In a world of globalised trade and commerce, where we can buy almost every kind of fresh fruit and vegetable all year round, it’s easy to forget that only a couple of generations ago, even the residents of the richest countries were largely dependant on what could seasonably be produced or locally stored. The capability of the human body to store surplus energy as fat has become a source of concern to most of us and a serious health-threat for many, far removed from its original evolutionary purpose of providing us with resources to help us survive through the lean winter months. In a society in which feeling cold evokes the easy response of turning the thermostat up a couple of degrees, we no longer remember how much effort was involved in just keeping the ambient temperature at a level which kept people from shivering – splitting wood and hauling coal, building fires and keeping them going, long woollen underwear and multiple layers of clothing, despite all of which chilblains were an ever-present menace. In all the wonderful historical stories we see on film and television one of the basic facts of life in the past is seldom shown, for most of the winter most people were cold most of the time; even the rich, since their castles and mansions were generally draughty, badly insulated and inefficiently heated, even with roaring fires. To simply keep warm enough to feel comfortable, people in the past had to consume more calories (all the more so because brutally hard physical work was the order of the day), which explains many of the accounts of the incredible amounts eaten (by those who could afford it). Historically, hypothermia was a constant – and deadly – threat.

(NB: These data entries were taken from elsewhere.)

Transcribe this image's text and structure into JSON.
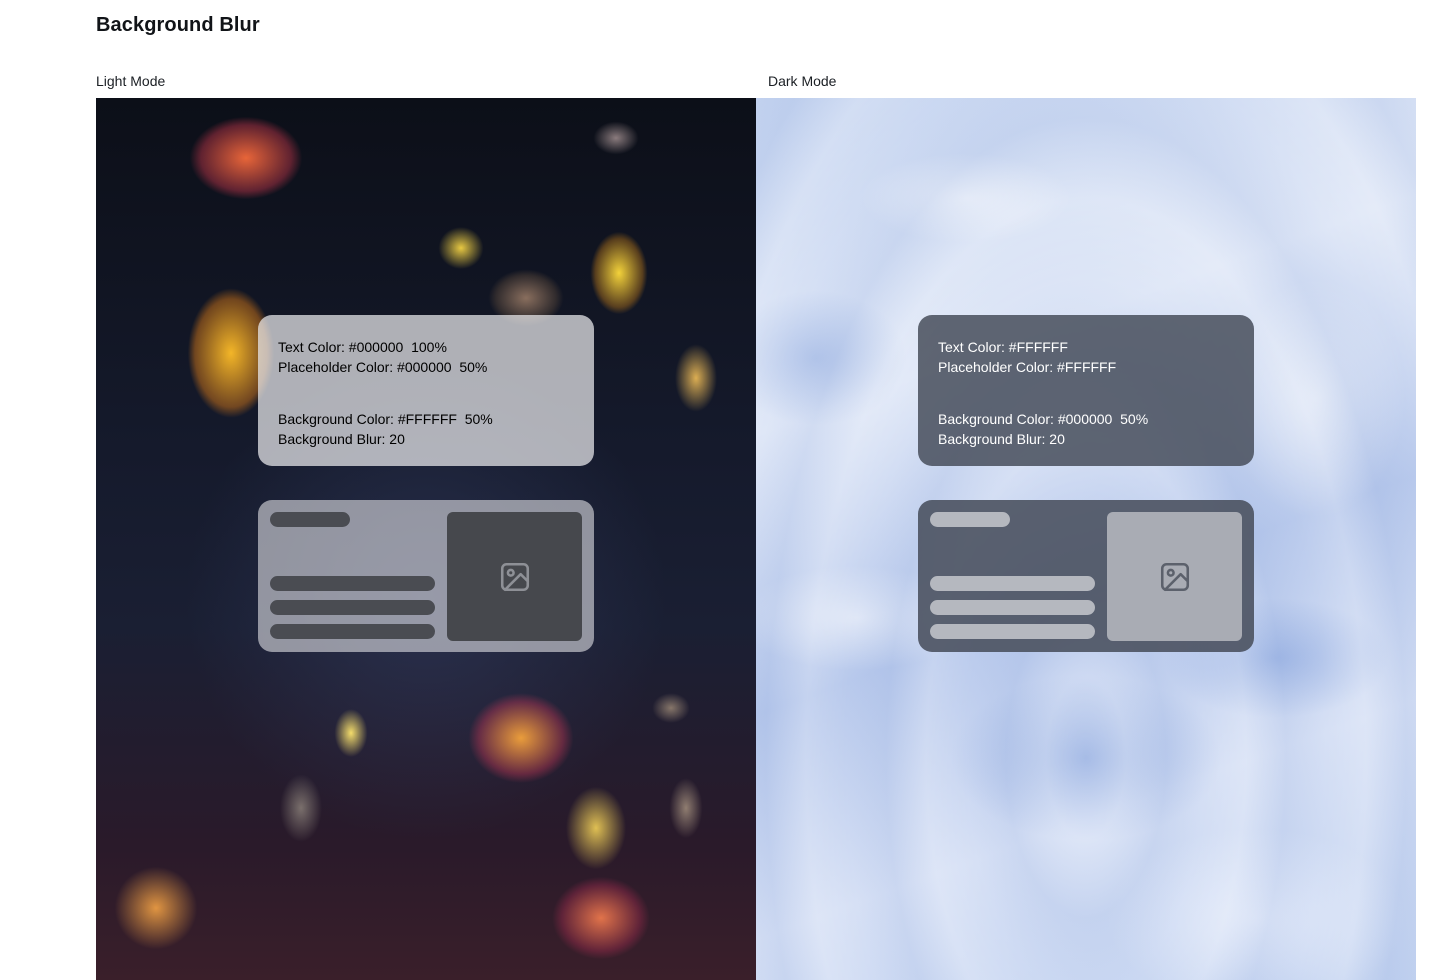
{
  "page": {
    "title": "Background Blur"
  },
  "light": {
    "label": "Light Mode",
    "card": {
      "text_color": "Text Color: #000000  100%",
      "placeholder_color": "Placeholder Color: #000000  50%",
      "background_color": "Background Color: #FFFFFF  50%",
      "background_blur": "Background Blur: 20"
    },
    "placeholder_icon": "image-icon"
  },
  "dark": {
    "label": "Dark Mode",
    "card": {
      "text_color": "Text Color: #FFFFFF",
      "placeholder_color": "Placeholder Color: #FFFFFF",
      "background_color": "Background Color: #000000  50%",
      "background_blur": "Background Blur: 20"
    },
    "placeholder_icon": "image-icon"
  },
  "colors": {
    "light_text": "#000000",
    "dark_text": "#FFFFFF",
    "light_card_bg": "#FFFFFF",
    "dark_card_bg": "#000000"
  }
}
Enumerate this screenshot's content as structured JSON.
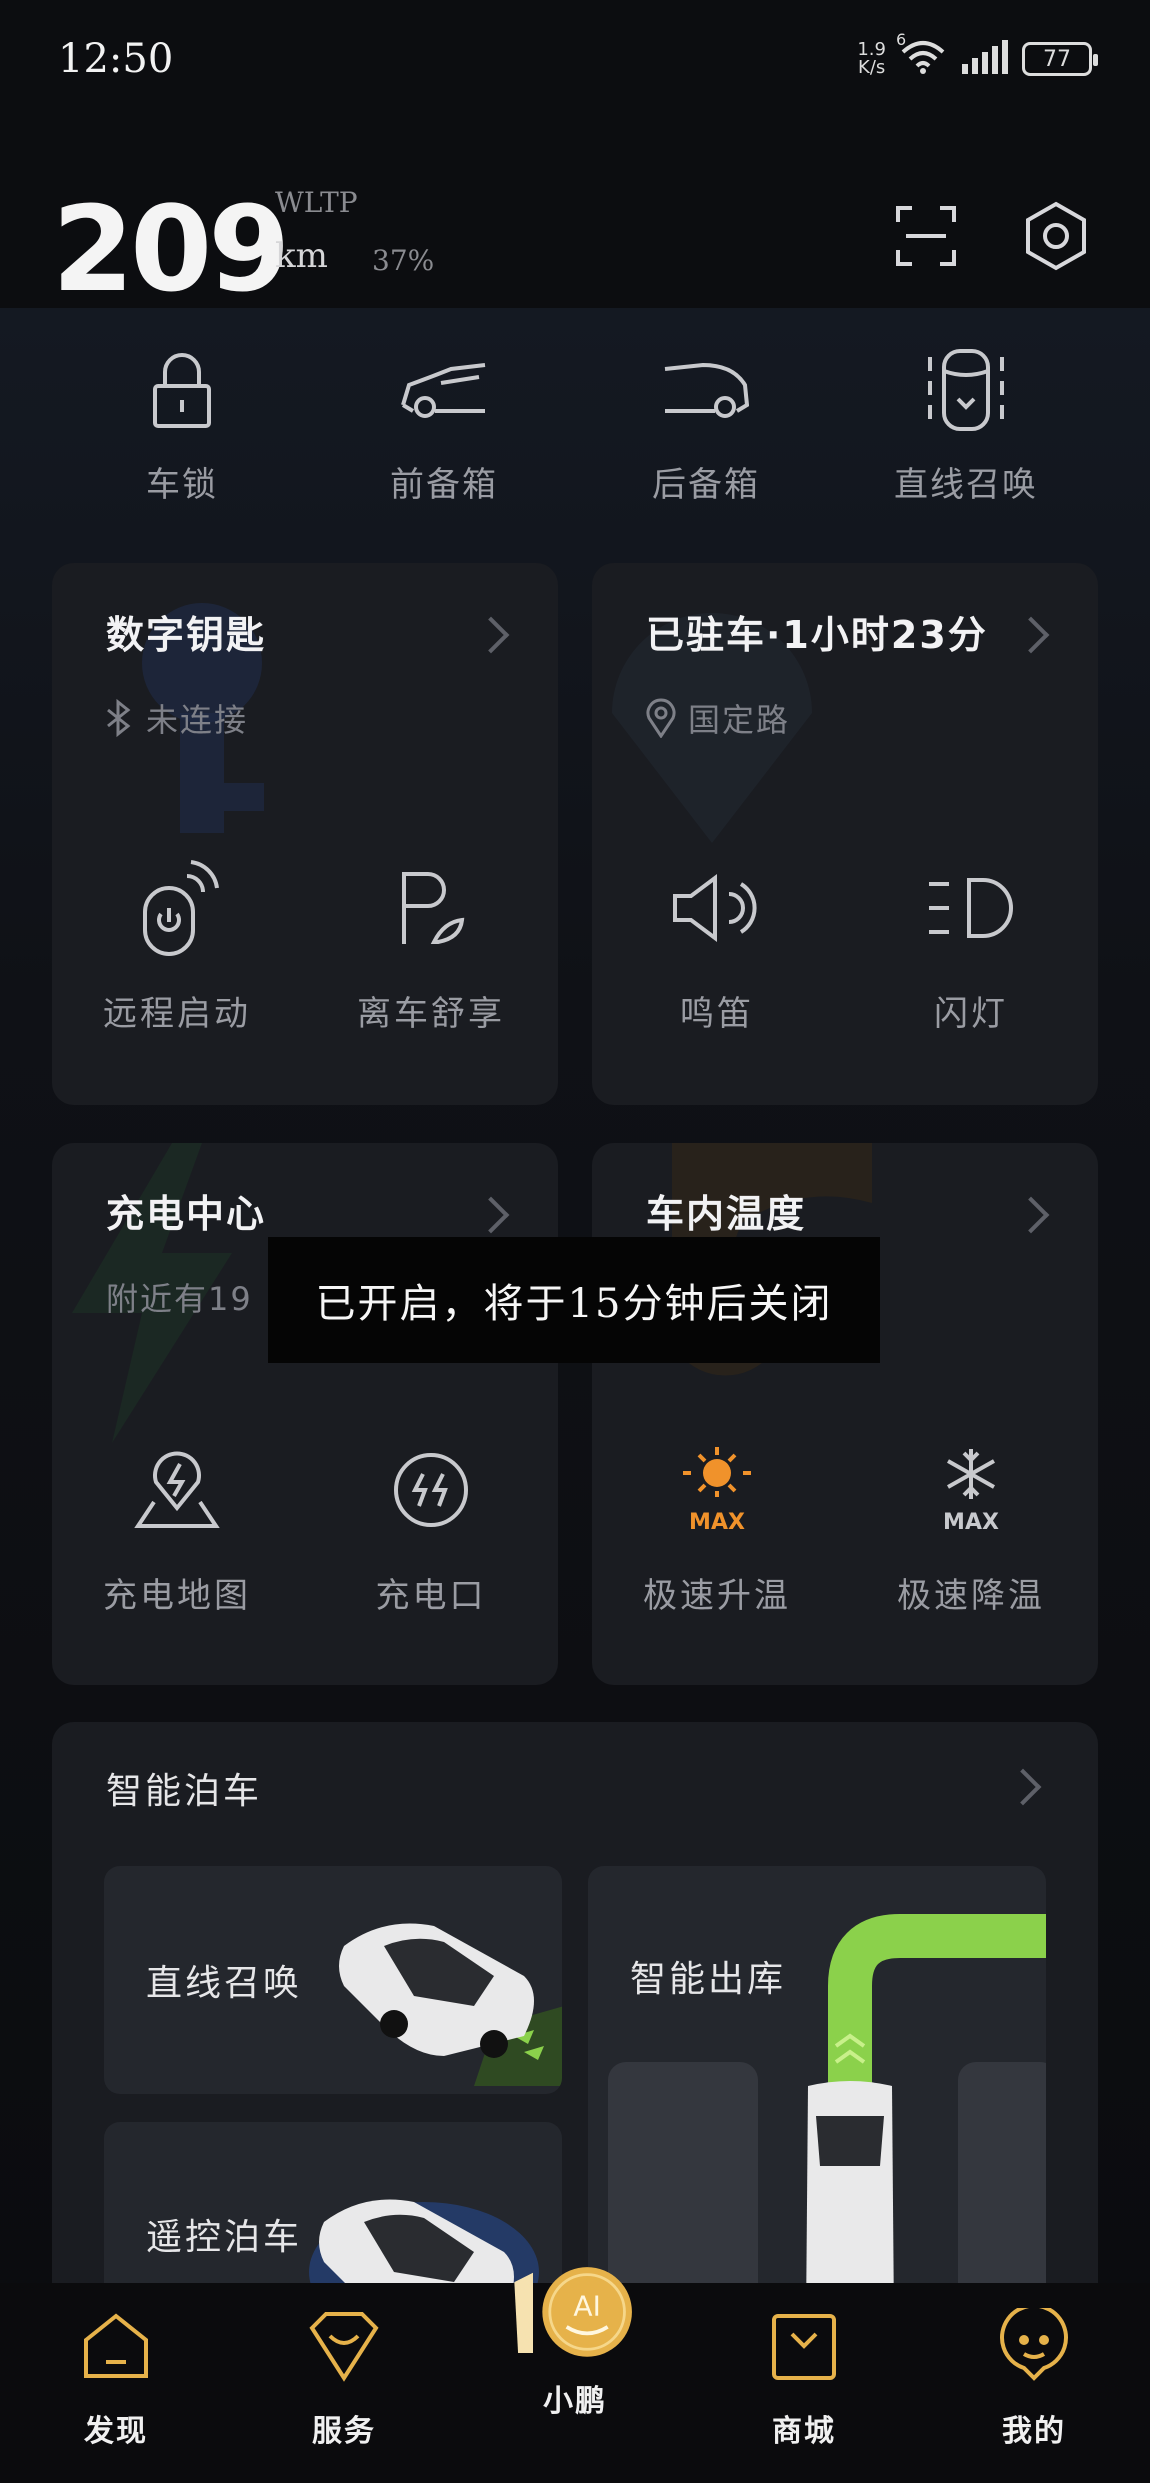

So, when we shudder with unwillingness and resentment at having to expose our pampered selves briefly to the cold November rain, maybe there is a little more to it than just a reluctance to face discomfort. Somewhere in the background, lurking in our hindbrains, perhaps there is a certain genetic memory inherited from hundreds of generations of ancestors, huddled close together to preserve a common warmth around fragile fires, thankfully gnawing on fat for energy, looking out of poor shelters at the grey wet November weather and knowing that it is only a precursor of much worse to come. Life has indeed, for very many of us, become a lot better.

[i] This paragraph contains necessarily a large amount of simplification and there is much scholarly dispute about the details of everything I have stated here – one example being the relationship (if any) between various Celtic godesses known as Briganta/Bríd/Brigid and the Irish Saint Brigid. Many neo-Pagans today celebrate the Celtic feasts, the Wiccans seeing all eight of them as forming the Wheel of the Year.

The photo at the beginning of this post is reproduced from , a blog well worth a visit.


  1. Wow, Fran !

    Such a long swathe in time.
    Such a wide canvas of earth.
    Such a cross - cultural recall.

    You never fail to delight.

  2. Fascinating perspective and very true. I only hope more of us aren't destined to rediscover such discomfort in the not too distant future.

  3. @Susan: I was commenting to Vam in another corner of the internet just this evening that we humans seem to like cliff-hangers. At the same time as our ability and propensity to screw things up grow apace, so also do our tendencies towards moral/"spiritual" growth and compassion and solidarity with each other. What's going to win? I think in some way we enjoy living on the knife-edge!

  4. Your right..I shall put off getting out the winter gear until one bitter cold morning I am caught in a blizzard that I refused to acknowledge in advance despite all the weather warnings and I will curse to high heaven while sweeping off the car as snow overwhelms my sneakers and flows down the back of my neck...:)

  5. Excellent work. I can appreciate the effort of a detailed post like this.